Troppi compensi a terzi fanno pagare l'IRAP perchè ci si avvale in modo non occasionale di lavoro altrui

il contribuente che corrisponde a professionisti terzi compensi elevati rischia di diventare un soggetto obbligato al pagamento IRAP

Con due recenti pronunce la Corte di Cassazione torna ad occuparsi di Irap, rifissando, di fatto, il principio secondo cui compensi a terzi e beni strumentali eccedenti scontano l’Irap. In particolare si segnalano le ultime pronunce.

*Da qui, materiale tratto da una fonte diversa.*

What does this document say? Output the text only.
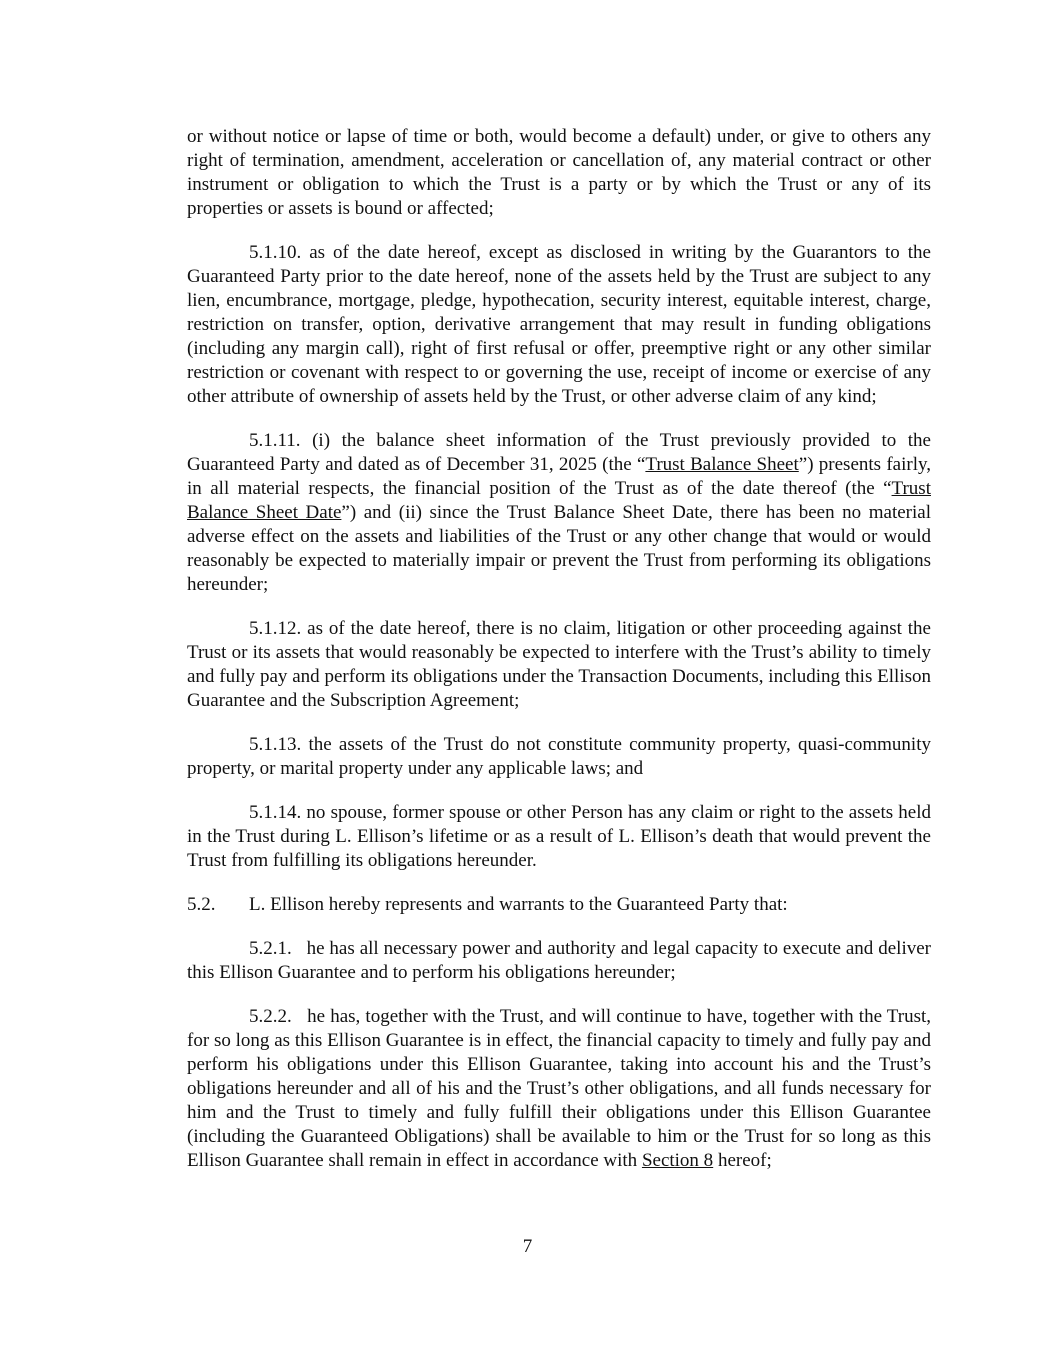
or without notice or lapse of time or both, would become a default) under, or give to others any right of termination, amendment, acceleration or cancellation of, any material contract or other instrument or obligation to which the Trust is a party or by which the Trust or any of its properties or assets is bound or affected;

5.1.10. as of the date hereof, except as disclosed in writing by the Guarantors to the Guaranteed Party prior to the date hereof, none of the assets held by the Trust are subject to any lien, encumbrance, mortgage, pledge, hypothecation, security interest, equitable interest, charge, restriction on transfer, option, derivative arrangement that may result in funding obligations (including any margin call), right of first refusal or offer, preemptive right or any other similar restriction or covenant with respect to or governing the use, receipt of income or exercise of any other attribute of ownership of assets held by the Trust, or other adverse claim of any kind;

5.1.11. (i) the balance sheet information of the Trust previously provided to the Guaranteed Party and dated as of December 31, 2025 (the “Trust Balance Sheet”) presents fairly, in all material respects, the financial position of the Trust as of the date thereof (the “Trust Balance Sheet Date”) and (ii) since the Trust Balance Sheet Date, there has been no material adverse effect on the assets and liabilities of the Trust or any other change that would or would reasonably be expected to materially impair or prevent the Trust from performing its obligations hereunder;

5.1.12. as of the date hereof, there is no claim, litigation or other proceeding against the Trust or its assets that would reasonably be expected to interfere with the Trust’s ability to timely and fully pay and perform its obligations under the Transaction Documents, including this Ellison Guarantee and the Subscription Agreement;

5.1.13. the assets of the Trust do not constitute community property, quasi-community property, or marital property under any applicable laws; and

5.1.14. no spouse, former spouse or other Person has any claim or right to the assets held in the Trust during L. Ellison’s lifetime or as a result of L. Ellison’s death that would prevent the Trust from fulfilling its obligations hereunder.

5.2.	L. Ellison hereby represents and warrants to the Guaranteed Party that:

5.2.1.   he has all necessary power and authority and legal capacity to execute and deliver this Ellison Guarantee and to perform his obligations hereunder;

5.2.2.   he has, together with the Trust, and will continue to have, together with the Trust, for so long as this Ellison Guarantee is in effect, the financial capacity to timely and fully pay and perform his obligations under this Ellison Guarantee, taking into account his and the Trust’s obligations hereunder and all of his and the Trust’s other obligations, and all funds necessary for him and the Trust to timely and fully fulfill their obligations under this Ellison Guarantee (including the Guaranteed Obligations) shall be available to him or the Trust for so long as this Ellison Guarantee shall remain in effect in accordance with Section 8 hereof;

7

  • Con la sentenza n. 8646 del 29 aprile 2015 (ud. 27 febbraio 2015) la Corte di Cassazione ha confermato che l’IRAP coinvolge una capacità produttiva “impersonale ed aggiuntiva” rispetto a quella propria del professionista (determinata dalla sua cultura e preparazione professionale, nel caso di specie ingegnere) e colpisce un reddito che contenga una parte aggiuntiva di profitto, derivante da una struttura organizzativa “esterna“, cioè da “un complesso di fattori che, per numero, importanza e valore economico, siano suscettibili di creare un valore aggiunto rispetto alla mera attività intellettuale supportata dagli strumenti indispensabili e di corredo al know-how del professionista (lavoro dei collaboratori e dipendenti, dal numero e grado di sofisticazione dei supporti tecnici e logistici, dalle prestazioni di terzi, da forme di finanziamento diretto ed indiretto…)“, cosicchè è “il surplus di attività agevolata dalla struttura organizzativa che coadiuva ed integra il professionista … ad essere interessato dall’imposizione che colpisce l’incremento potenziale, o quid pluris, realizzabile rispetto alla produttività auto organizzata del solo lavoro personale” (Cass. 15754/2008).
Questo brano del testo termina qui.